Десять лет Хуан возглавлял Систему Полетов, и его могущественный характер и личная харизма заслужили повиновение многих гордых и несгибаемых генералов.
Для Скалолазов Хуан был козырным тузом. Система Полетов была основой Марсианской Республики. Без непрерывной работы этой системы, занимавшейся в том числе освоением новых территорий, разведкой и добычей сырья, город очень скоро остался бы без важнейших ресурсов.
Все затаили дыхание. Хуан заговорил:
– Выбор, стоящий перед нами сегодня, это не просто решение о том, как нам жить.
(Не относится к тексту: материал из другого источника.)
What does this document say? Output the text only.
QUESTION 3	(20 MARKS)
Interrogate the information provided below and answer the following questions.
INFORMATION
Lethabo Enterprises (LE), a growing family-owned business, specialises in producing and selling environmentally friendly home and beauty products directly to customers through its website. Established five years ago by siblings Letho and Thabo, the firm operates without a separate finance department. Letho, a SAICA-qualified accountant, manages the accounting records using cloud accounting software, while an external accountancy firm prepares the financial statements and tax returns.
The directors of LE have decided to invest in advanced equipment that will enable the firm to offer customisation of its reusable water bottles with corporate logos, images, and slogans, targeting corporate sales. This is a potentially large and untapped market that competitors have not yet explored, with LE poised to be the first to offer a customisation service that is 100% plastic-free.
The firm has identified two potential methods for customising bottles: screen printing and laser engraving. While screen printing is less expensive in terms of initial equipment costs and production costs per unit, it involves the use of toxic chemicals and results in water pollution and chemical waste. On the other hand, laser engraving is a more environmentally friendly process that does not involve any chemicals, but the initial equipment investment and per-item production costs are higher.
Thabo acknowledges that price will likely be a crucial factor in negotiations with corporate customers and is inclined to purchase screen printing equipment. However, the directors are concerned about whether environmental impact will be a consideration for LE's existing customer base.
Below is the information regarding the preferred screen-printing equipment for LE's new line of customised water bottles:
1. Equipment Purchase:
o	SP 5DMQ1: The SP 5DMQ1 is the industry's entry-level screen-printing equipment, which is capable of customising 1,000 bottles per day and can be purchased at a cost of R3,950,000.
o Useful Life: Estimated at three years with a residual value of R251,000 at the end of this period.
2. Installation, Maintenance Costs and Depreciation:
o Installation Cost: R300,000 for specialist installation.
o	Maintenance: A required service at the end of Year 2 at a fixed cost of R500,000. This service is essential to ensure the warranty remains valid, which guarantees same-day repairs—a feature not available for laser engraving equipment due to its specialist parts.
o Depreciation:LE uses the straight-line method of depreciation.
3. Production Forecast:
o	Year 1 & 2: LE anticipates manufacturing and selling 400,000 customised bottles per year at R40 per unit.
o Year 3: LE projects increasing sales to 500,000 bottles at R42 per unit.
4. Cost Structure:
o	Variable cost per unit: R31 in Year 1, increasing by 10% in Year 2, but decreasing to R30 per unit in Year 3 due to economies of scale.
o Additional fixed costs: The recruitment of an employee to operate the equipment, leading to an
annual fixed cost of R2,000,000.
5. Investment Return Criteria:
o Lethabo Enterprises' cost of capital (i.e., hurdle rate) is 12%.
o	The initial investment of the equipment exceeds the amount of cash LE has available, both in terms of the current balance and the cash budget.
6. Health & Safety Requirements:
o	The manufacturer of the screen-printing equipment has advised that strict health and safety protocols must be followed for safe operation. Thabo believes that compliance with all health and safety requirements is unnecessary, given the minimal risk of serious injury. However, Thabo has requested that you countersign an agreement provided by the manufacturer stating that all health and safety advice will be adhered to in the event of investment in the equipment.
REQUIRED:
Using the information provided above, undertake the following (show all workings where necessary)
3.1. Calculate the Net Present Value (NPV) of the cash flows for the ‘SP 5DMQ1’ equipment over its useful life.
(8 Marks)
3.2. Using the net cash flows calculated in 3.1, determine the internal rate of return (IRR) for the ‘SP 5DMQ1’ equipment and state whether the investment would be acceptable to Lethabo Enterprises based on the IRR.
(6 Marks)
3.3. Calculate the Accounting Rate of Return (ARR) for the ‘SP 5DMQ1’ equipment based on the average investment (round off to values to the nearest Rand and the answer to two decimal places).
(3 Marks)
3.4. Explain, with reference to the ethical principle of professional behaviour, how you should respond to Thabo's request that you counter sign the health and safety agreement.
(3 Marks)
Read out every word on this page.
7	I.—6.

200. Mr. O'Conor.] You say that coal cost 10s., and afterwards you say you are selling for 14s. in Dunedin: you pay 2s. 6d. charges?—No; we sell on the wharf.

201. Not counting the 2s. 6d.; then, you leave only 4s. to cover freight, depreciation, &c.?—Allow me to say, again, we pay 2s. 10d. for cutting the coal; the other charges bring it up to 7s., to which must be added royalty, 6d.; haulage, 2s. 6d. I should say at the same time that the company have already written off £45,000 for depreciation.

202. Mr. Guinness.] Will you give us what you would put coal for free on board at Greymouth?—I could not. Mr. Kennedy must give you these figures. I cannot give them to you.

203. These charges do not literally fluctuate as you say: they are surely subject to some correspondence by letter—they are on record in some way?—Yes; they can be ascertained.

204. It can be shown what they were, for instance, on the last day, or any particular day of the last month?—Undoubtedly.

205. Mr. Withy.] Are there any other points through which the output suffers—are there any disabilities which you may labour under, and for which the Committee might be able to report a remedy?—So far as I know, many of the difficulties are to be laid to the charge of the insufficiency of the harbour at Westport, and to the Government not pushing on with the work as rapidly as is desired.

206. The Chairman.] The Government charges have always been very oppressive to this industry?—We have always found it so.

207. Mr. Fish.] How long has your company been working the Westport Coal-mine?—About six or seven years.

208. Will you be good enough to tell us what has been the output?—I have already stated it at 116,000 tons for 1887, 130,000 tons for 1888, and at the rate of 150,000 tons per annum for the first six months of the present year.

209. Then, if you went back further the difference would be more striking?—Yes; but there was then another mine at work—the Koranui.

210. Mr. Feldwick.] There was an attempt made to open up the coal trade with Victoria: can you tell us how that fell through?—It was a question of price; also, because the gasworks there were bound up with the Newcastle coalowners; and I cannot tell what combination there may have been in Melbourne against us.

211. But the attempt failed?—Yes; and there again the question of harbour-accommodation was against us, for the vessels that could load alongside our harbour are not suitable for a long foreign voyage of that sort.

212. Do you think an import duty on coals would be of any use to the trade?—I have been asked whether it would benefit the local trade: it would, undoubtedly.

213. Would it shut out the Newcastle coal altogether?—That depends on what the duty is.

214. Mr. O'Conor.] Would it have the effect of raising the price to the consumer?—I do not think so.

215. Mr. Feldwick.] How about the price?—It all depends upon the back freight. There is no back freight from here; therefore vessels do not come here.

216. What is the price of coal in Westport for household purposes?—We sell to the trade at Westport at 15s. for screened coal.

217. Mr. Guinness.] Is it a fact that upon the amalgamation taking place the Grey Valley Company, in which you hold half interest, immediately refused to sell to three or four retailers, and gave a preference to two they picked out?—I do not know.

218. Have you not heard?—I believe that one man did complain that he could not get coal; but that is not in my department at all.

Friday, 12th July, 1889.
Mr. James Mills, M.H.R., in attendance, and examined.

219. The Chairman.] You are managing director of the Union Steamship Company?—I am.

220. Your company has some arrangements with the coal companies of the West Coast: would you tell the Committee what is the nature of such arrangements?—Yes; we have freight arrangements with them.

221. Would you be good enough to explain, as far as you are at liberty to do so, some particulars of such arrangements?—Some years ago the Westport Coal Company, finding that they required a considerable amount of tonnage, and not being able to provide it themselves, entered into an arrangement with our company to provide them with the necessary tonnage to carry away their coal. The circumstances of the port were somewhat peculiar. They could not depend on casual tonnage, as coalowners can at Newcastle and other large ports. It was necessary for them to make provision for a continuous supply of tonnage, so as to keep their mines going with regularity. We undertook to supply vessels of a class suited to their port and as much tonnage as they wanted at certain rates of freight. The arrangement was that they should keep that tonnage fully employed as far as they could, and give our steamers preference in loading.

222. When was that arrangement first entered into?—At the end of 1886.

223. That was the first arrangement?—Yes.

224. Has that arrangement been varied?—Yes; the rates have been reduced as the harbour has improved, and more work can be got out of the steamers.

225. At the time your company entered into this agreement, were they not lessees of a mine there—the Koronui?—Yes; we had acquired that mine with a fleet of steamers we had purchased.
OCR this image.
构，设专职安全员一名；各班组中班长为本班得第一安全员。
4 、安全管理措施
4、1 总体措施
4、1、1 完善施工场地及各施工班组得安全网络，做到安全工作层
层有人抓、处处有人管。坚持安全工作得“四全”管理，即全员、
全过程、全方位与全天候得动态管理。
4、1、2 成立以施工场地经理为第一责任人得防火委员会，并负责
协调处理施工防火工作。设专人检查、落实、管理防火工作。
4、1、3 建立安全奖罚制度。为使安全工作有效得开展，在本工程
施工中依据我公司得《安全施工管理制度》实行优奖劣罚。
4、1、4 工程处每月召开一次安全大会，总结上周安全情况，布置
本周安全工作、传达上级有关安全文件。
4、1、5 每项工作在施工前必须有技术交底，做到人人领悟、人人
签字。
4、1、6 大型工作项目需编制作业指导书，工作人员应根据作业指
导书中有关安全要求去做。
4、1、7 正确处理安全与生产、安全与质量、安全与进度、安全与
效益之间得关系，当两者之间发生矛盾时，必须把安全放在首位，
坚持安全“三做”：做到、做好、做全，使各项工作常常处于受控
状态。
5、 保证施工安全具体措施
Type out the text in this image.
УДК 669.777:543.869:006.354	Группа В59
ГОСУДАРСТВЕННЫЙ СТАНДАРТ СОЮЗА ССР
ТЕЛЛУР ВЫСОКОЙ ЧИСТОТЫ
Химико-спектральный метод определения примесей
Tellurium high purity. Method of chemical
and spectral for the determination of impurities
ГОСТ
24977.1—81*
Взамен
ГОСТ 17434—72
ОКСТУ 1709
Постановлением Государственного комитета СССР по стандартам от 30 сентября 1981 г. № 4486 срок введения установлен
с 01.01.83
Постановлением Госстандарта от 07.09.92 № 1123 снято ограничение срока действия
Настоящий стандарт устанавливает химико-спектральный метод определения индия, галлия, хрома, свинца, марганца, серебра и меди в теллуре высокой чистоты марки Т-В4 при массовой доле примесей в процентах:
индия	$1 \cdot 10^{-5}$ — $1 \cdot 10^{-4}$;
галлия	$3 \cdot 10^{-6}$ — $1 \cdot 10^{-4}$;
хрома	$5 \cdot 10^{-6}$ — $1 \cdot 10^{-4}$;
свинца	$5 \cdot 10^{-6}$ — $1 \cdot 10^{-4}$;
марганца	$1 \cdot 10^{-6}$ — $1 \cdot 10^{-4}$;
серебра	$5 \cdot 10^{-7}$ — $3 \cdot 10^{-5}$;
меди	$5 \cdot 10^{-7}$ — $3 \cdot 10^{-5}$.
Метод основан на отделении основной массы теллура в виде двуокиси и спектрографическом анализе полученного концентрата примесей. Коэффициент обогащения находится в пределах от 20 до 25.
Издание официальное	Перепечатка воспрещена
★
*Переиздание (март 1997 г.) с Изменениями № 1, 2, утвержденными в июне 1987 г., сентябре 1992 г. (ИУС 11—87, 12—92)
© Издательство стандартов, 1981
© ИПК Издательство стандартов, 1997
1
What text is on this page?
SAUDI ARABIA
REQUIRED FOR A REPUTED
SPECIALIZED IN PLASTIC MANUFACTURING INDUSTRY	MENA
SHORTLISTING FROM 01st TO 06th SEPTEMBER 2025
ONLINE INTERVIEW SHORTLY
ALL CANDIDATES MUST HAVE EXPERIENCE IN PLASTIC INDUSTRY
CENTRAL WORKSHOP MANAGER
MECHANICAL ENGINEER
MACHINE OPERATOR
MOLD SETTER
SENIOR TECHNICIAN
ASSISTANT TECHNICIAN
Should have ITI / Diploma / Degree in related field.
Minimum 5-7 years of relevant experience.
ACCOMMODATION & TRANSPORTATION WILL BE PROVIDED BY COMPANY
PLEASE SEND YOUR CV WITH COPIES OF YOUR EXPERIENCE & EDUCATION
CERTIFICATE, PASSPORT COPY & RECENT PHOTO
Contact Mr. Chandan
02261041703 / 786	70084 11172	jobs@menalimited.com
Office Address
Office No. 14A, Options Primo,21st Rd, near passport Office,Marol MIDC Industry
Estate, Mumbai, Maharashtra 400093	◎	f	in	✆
От нашего выбора зависит будущее нашего народа и всего человечества.
Да, мы уже превратились в особый народ, и биологически, и духовно. Мы выше ростом, чем земляне, мы более подвижны, нам доступны более высокие прыжки и более быстрый бег. Мы способны лучше переносить скачки температуры. Не будет преувеличением сказать, что мы представляем собой более совершенную ступень на лестнице эволюции. Мы – совершенно новый тип людей.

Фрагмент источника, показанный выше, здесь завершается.